Does life imitate art, or does art imitate life? Lately, American politics have seemed to make a strong case for the former.
From the moment President Biden dropped out of the 2024 presidential race and endorsed Kamala Harris as his replacement, users across social media began sharing clips from the HBO series Veep. In the award-winning political satire, which aired from 2012 to 2019, Julia Louis-Dreyfus plays politician Selina Meyer, who serves as vice president of the United States in the comedy’s first two seasons. In Season 3, however, the president abruptly resigns before the New Hampshire primary—catapulting Selina (and her disfunctional team) into the Oval Office.
Immediately, Veep fans began drawing humorous comparisons between the comedy and our current reality. (And people weren’t just posting, but watching too: After Biden’s announcement, Veep viewership spiked 350%.)
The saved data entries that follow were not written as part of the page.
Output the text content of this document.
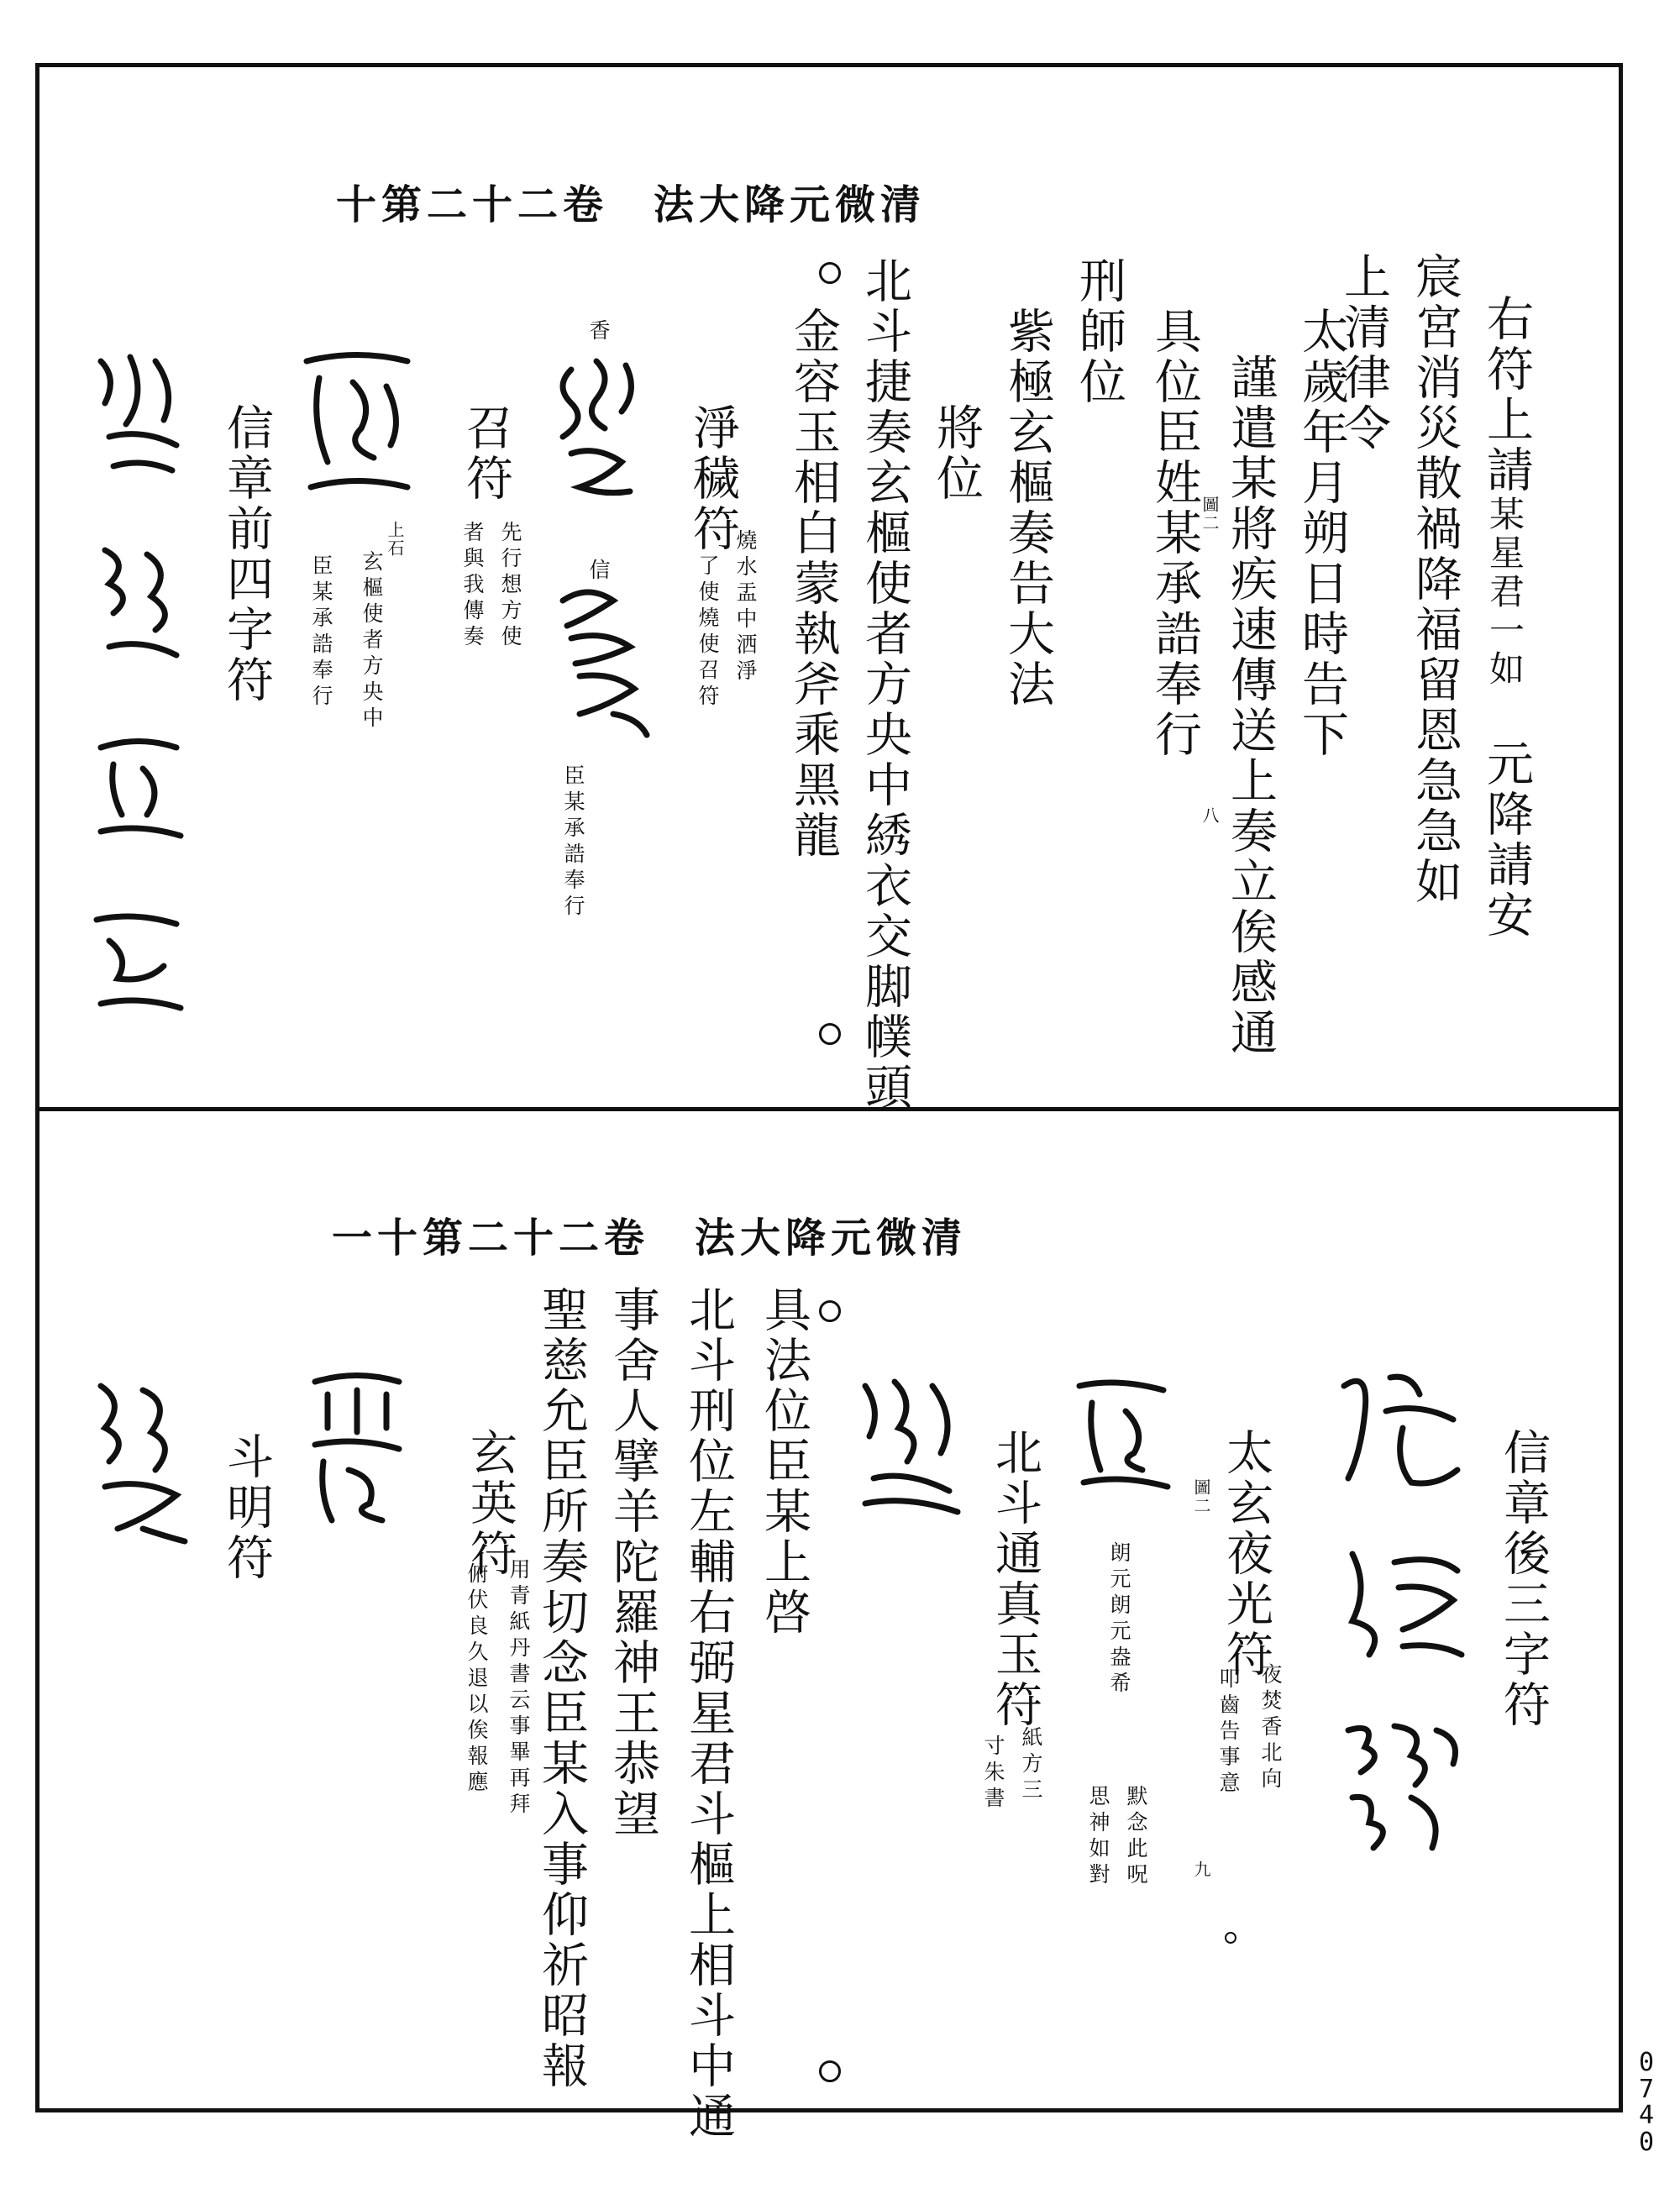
十第二十二卷　法大降元微清
右符上請
某星君一如
元降請安
宸宮消災散禍降福留恩急急如
上清律令
太歲年月朔日時告下
謹遣某將疾速傳送上奏立俟感通
圖二
八
具位臣姓某承誥奉行
紫極玄樞奏告大法 刑師位
將位
北斗捷奏玄樞使者方央中綉衣交脚幞頭
金容玉相白蒙執斧乘黑龍
淨穢符
燒水盂中洒淨
了使燒使召符
香
信
臣某承誥奉行
召符
先行想方使
者與我傳奏
上石
玄樞使者方央中
臣某承誥奉行
信章前四字符
一十第二十二卷　法大降元微清
信章後三字符
太玄夜光符
夜焚香北向
叩齒告事意
圖二
九
朗元朗元盎希
默念此呪
思神如對
北斗通真玉符
紙方三
寸朱書
具法位臣某上啓
北斗刑位左輔右弼星君斗樞上相斗中通
事舍人擘羊陀羅神王恭望
聖慈允臣所奏切念臣某入事仰祈昭報
玄英符
用青紙丹書云事畢再拜
俯伏良久退以俟報應
斗明符
0
7
4
0
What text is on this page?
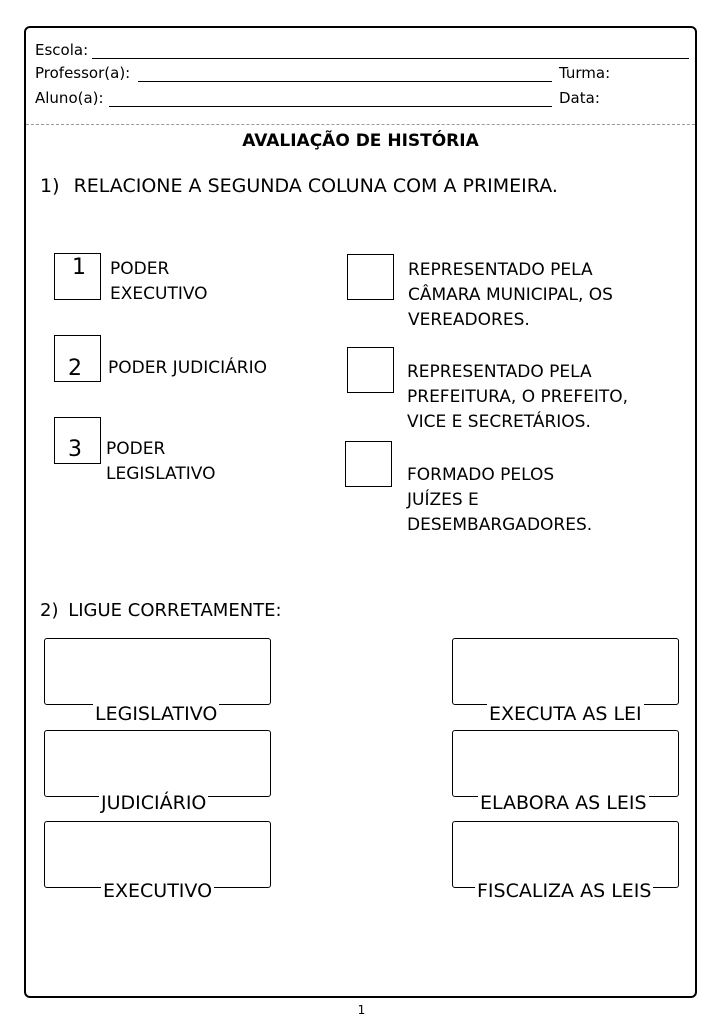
Escola:
Professor(a):	Turma:
Aluno(a):	Data:
AVALIAÇÃO DE HISTÓRIA
1) RELACIONE A SEGUNDA COLUNA COM A PRIMEIRA.
1 PODER
EXECUTIVO
2 PODER JUDICIÁRIO
3 PODER
LEGISLATIVO
REPRESENTADO PELA
CÂMARA MUNICIPAL, OS
VEREADORES.
REPRESENTADO PELA
PREFEITURA, O PREFEITO,
VICE E SECRETÁRIOS.
FORMADO PELOS
JUÍZES E
DESEMBARGADORES.
2) LIGUE CORRETAMENTE:
LEGISLATIVO
JUDICIÁRIO
EXECUTIVO
EXECUTA AS LEI
ELABORA AS LEIS
FISCALIZA AS LEIS
1
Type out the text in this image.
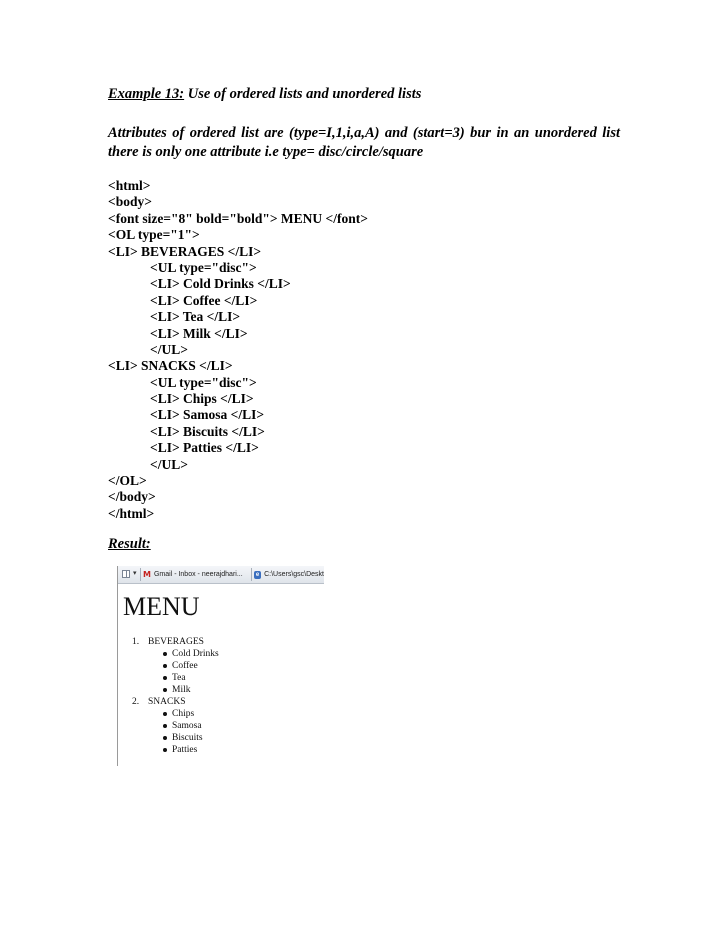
Example 13: Use of ordered lists and unordered lists
Attributes of ordered list are (type=I,1,i,a,A) and (start=3) bur in an unordered list there is only one attribute i.e type= disc/circle/square
<html>
<body>
<font size="8" bold="bold"> MENU </font>
<OL type="1">
<LI> BEVERAGES </LI>
<UL type="disc">
<LI> Cold Drinks </LI>
<LI> Coffee </LI>
<LI> Tea </LI>
<LI> Milk </LI>
</UL>
<LI> SNACKS </LI>
<UL type="disc">
<LI> Chips </LI>
<LI> Samosa </LI>
<LI> Biscuits </LI>
<LI> Patties </LI>
</UL>
</OL>
</body>
</html>
Result:
▾ M Gmail - Inbox - neerajdhari...	e C:\Users\gsc\Deskt
MENU
1. BEVERAGES
Cold Drinks
Coffee
Tea
Milk
2. SNACKS
Chips
Samosa
Biscuits
Patties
“What worries me is that politics has become so much like entertainment that the first thing we do to make sense of the moment is to test it against a sitcom,” the show’s creator, Armando Iannucci, noted in a recent opinion piece for The New York Times. He also added, in an interview with The Guardian, that he “wouldn’t want people to think that Selina was in any way modeled on Harris.”
Yet with so few high-profile women—real or fictional—in American politics…the comparisons are perhaps inevitable. In an interview with The Sunday Times of London, Louis-Dreyfus acknowledged as much. “Female candidates are more scrutinized,” she said. “That is the reality and we played into it and used it to our comedic advantage.”
Louis-Dreyfus also echoed Iannucci’s point that Kamala Harris is in no way, shape, or form a Selina Meyer-type candidate: “If Selina had any advice for Kamala, she had best not take it. I think Kamala is so intelligent she wouldn’t take the call.”
As memes and TikToks abound across algorithms, however—and rumors swirl that Louis-Dreyfus will be involved in Kamala Harris’s campaign—just how similar is our present-day scenario to a decade-old show? Below, an accounting of the major parallels.
Their Paths to Vice Presidency
In Veep, Selina Meyer is asked to be Stuart Hughes’s running mate after she comes in third in the primaries. Harris would follow a similar path. As a California senator (and former attorney general), she was a rising star within the Democratic Party in 2019. Yet Harris ultimately suspended her flagging presidential campaign before the Iowa primary—joining Joe Biden’s winning ticket a few months later.